İkinci yol, yani 26.8.2009 tarihli ek genelgeye göre ise,Tapu Sicil Müdürlüğüne ister maliklerden birisi aracılığı ile, isterse yapı kullanma belgesini veren Kurum tarafından yapı kullanma izin belgesi gönderilsin, başkaca hiçbir belge talep etmeksizin resen katmülkiyetine geçilmesi gerekiyor.
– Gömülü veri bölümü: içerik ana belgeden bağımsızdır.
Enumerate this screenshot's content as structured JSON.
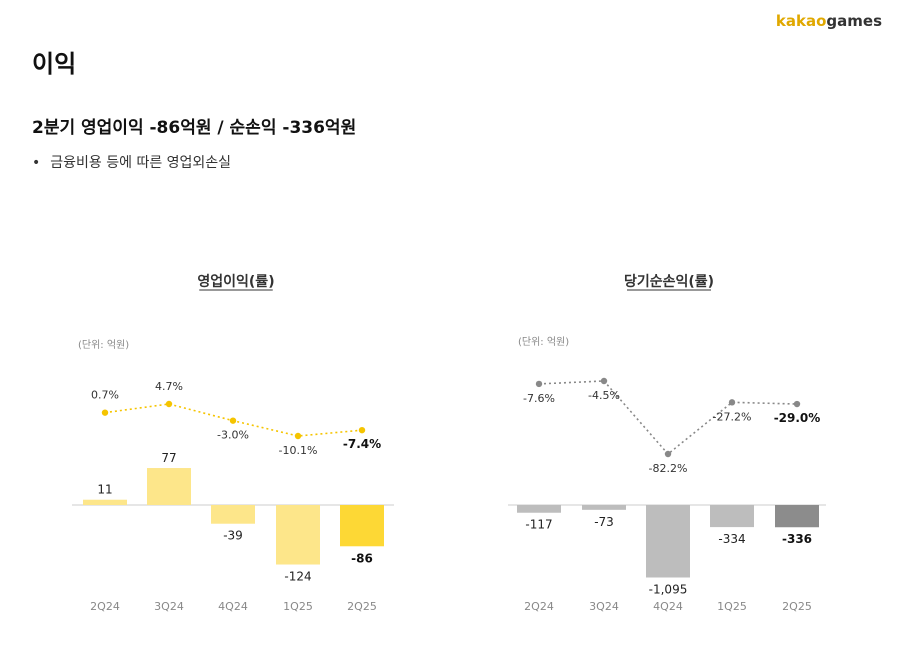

Oysa, tek başına bu yol izlenir ise, öncelikle medeni kanunun yürlükteki 1003.maddesi ve birinci genelgede belirtilen yasal mevzuata aykırı işlem yapılmış olacak, Ayrıca yapı kullanma belgesini çok eski tarihte almış ancak, katirtifakını katmülkiyetine çevirmeyip binaya kaçak ilave katlar yapmış olanların, talepleri halinde binaları yerinde Kadastro Müdürlüğünce tesbit edilmez ise, yasaya aykırı hale getirilmiş olan yapılar, tapu kayıtlarına bina olarak tesçil edilerek bir kere daha hatalı işlem yapılmış olacaktır.
Bu durumda,Tapu Sicil Müdürlüğü 3.9.2009 tarihli 2009/14 sayılı genelgeye mi uyacak, yoksa 26.8.2009 tarihli ek genelgeye mi uyacak. Hangisine uyarsa uysun,diğerine aykırı işlem yapmış olacağından soruşturmaya muhatap olacak.
Bu nedenle,sözkonusu genelgelerdeki çelişkinin acilen giderilmesi, birçok Tapu Sicil Müdürü ve memurunun sorumluluğa girmesini dolayısıyla hatalı işlem yapmasını önleyecektir.